A slice of Bengal at Mumbai’s Durga pandals
Durga Bari Samiti has gone green this year with zero use of plastic and the materials used for décor are sourced from Bengal.Updated: Oct 16, 2018 10:29 IST
Decades ago, members of Bombay Durga Bari Samiti at Kala Ghoda used to wait at the railway station for the idol, which was being brought all the way from north India.
The 88-year-old puja of the Samiti has become grander since then.
It held the first Durga puja in 1930 at Kala Ghoda and after various locations, the celebrations have moved to Tejpal Hall at August Kranti Maidan.
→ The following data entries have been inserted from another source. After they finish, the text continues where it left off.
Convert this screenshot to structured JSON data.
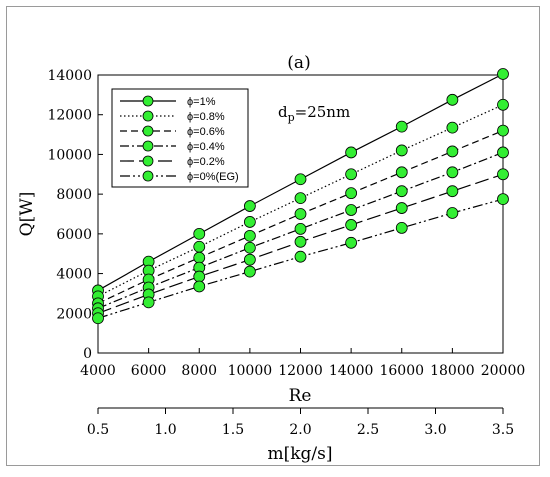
{
  "chart_data": {
    "type": "line",
    "title": "(a)",
    "annotation": "dp=25nm",
    "annotation_main": "d",
    "annotation_sub": "p",
    "annotation_rest": "=25nm",
    "xlabel": "Re",
    "ylabel": "Q[W]",
    "secondary_xlabel": "m[kg/s]",
    "x": [
      4000,
      6000,
      8000,
      10000,
      12000,
      14000,
      16000,
      18000,
      20000
    ],
    "xlim": [
      4000,
      20000
    ],
    "ylim": [
      0,
      14000
    ],
    "xticks": [
      "4000",
      "6000",
      "8000",
      "10000",
      "12000",
      "14000",
      "16000",
      "18000",
      "20000"
    ],
    "yticks": [
      "0",
      "2000",
      "4000",
      "6000",
      "8000",
      "10000",
      "12000",
      "14000"
    ],
    "secondary_xticks": [
      "0.5",
      "1.0",
      "1.5",
      "2.0",
      "2.5",
      "3.0",
      "3.5"
    ],
    "secondary_xlim": [
      0.5,
      3.5
    ],
    "legend_position": "top-left",
    "marker_color": "#33ee33",
    "series": [
      {
        "name": "ϕ=1%",
        "values": [
          3150,
          4600,
          6000,
          7400,
          8750,
          10100,
          11400,
          12750,
          14050
        ]
      },
      {
        "name": "ϕ=0.8%",
        "values": [
          2850,
          4150,
          5350,
          6600,
          7800,
          9000,
          10200,
          11350,
          12500
        ]
      },
      {
        "name": "ϕ=0.6%",
        "values": [
          2500,
          3700,
          4800,
          5900,
          7000,
          8050,
          9100,
          10150,
          11200
        ]
      },
      {
        "name": "ϕ=0.4%",
        "values": [
          2250,
          3300,
          4300,
          5300,
          6250,
          7200,
          8150,
          9100,
          10100
        ]
      },
      {
        "name": "ϕ=0.2%",
        "values": [
          2000,
          2950,
          3850,
          4700,
          5600,
          6450,
          7300,
          8150,
          9000
        ]
      },
      {
        "name": "ϕ=0%(EG)",
        "values": [
          1750,
          2550,
          3350,
          4100,
          4850,
          5550,
          6300,
          7050,
          7750
        ]
      }
    ]
  }
}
Jayanta Kumar Basu, president of the group, said, “For several years now, the Samiti has been sourcing talent from the rural areas of West Bengal to make the idols and perform traditional dances. This is a step to safeguard and promote the long forgotten art.”
Durga Bari Samiti has gone green this year with zero use of plastic and the materials used for décor are sourced from Bengal.
Bengal Club at Shivaji Park, Dadar, is celebrating its 83rd Durga puja with the usual traditional touch. Visitors can see the elaborated religious rituals such as the dhunuchi dance, where devotees dance with earthen pots filled with smoldering coal and dhoop, sindoor utsav, where women offer sweets and sindoor (vermillion) to the Goddess and also smear each other with it, and the Kumari puja, where a small girl is worshipped as a goddess.
Every year, Bengal Club brings handicrafts and handlooms from Bengal to sell in the city. Joy Chakraborty, president of the club, said, “The inauguration of the idol was done by multi-faith priests this year, which is not a common thing.”
North Bombay Sarbojanin Durga Puja Samiti at Vile Parle is celebrating its 71st year and boasts of the highest eco-friendly Durga idol (17.5 feet tall) in the city crafted by Kolkata artisan.